Exercise-Associated Hyponatremia in Endurance and Ultra-Endurance Performance-Aspects of Sex, Race Location, Ambient Temperature, Sports Discipline, and Length of Performance: A Narrative Review.
Knechtle, B, Chlíbková, D, Papadopoulou, S, Mantzorou, M, Rosemann, T, Nikolaidis, PT
Medicina (Kaunas, Lithuania). 2019;(9)
Abstract
Exercise-associated hyponatremia (EAH) is defined as a plasma sodium concentration of <135 mmol/L during or after endurance and ultra-endurance performance and was first described by Timothy Noakes when observed in ultra-marathoners competing in the Comrades Marathon in South Africa in the mid-1980s. It is well-established that a decrease in plasma sodium concentration <135 mmol/L occurs with excessive fluid intake. Clinically, a mild hyponatremia will lead to no or very unspecific symptoms.

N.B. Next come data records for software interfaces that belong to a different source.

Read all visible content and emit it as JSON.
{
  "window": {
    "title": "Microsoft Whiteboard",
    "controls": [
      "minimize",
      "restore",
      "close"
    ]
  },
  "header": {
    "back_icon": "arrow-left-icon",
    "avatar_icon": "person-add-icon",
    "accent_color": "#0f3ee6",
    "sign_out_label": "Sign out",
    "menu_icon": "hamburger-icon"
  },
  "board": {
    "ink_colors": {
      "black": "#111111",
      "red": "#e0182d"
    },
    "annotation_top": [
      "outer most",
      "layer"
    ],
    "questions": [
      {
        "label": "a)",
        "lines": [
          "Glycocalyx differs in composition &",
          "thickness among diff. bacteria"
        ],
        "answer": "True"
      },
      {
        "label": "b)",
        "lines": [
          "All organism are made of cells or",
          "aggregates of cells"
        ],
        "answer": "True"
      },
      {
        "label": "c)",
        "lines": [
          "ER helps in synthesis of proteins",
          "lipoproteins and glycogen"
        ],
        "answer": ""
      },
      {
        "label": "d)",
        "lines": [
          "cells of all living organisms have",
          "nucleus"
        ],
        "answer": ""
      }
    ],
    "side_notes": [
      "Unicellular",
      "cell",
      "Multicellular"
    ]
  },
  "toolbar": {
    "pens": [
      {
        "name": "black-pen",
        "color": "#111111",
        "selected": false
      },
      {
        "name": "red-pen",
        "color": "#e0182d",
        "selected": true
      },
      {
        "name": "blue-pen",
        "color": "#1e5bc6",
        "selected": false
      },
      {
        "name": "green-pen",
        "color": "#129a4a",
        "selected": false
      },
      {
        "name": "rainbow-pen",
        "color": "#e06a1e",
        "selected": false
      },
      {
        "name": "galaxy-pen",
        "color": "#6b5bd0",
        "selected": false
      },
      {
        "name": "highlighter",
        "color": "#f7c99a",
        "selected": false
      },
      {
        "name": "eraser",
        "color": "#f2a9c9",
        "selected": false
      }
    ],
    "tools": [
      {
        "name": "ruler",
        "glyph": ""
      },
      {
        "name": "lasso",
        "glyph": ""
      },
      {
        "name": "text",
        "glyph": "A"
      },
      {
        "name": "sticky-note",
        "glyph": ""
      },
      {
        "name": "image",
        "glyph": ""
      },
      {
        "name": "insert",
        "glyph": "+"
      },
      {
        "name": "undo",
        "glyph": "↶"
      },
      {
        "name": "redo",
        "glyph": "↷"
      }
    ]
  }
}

A pronounced hyponatremia (<120 mmol/L) will lead to central nervous symptoms due to cerebral edema, and respiratory failure can lead to death when plasma sodium concentration reaches values of <110-115 mmol/L. The objective of this narrative review is to present new findings about the aspects of sex, race location, sports discipline, and length of performance. The prevalence of EAH depends on the duration of an endurance performance (i.e., low in marathon running, high to very high in ultra-marathon running), the sports discipline (i.e., rather rare in cycling, more frequent in running and triathlon, and very frequent in swimming), sex (i.e., increased in women with several reported deaths), the ambient temperature (i.e., very high in hot temperatures) and the country where competition takes place (i.e., very common in the USA, very little in Europe, practically never in Africa, Asia, and Oceania). A possible explanation for the increased prevalence of EAH in women could be the so-called Varon-Ayus syndrome with severe hyponatremia, lung and cerebral edema, which was first observed in marathon runners. Regarding the race location, races in Europe seemed to be held under rather moderate conditions whereas races held in the USA were often performed under thermally stressing conditions (i.e., greater heat or greater cold).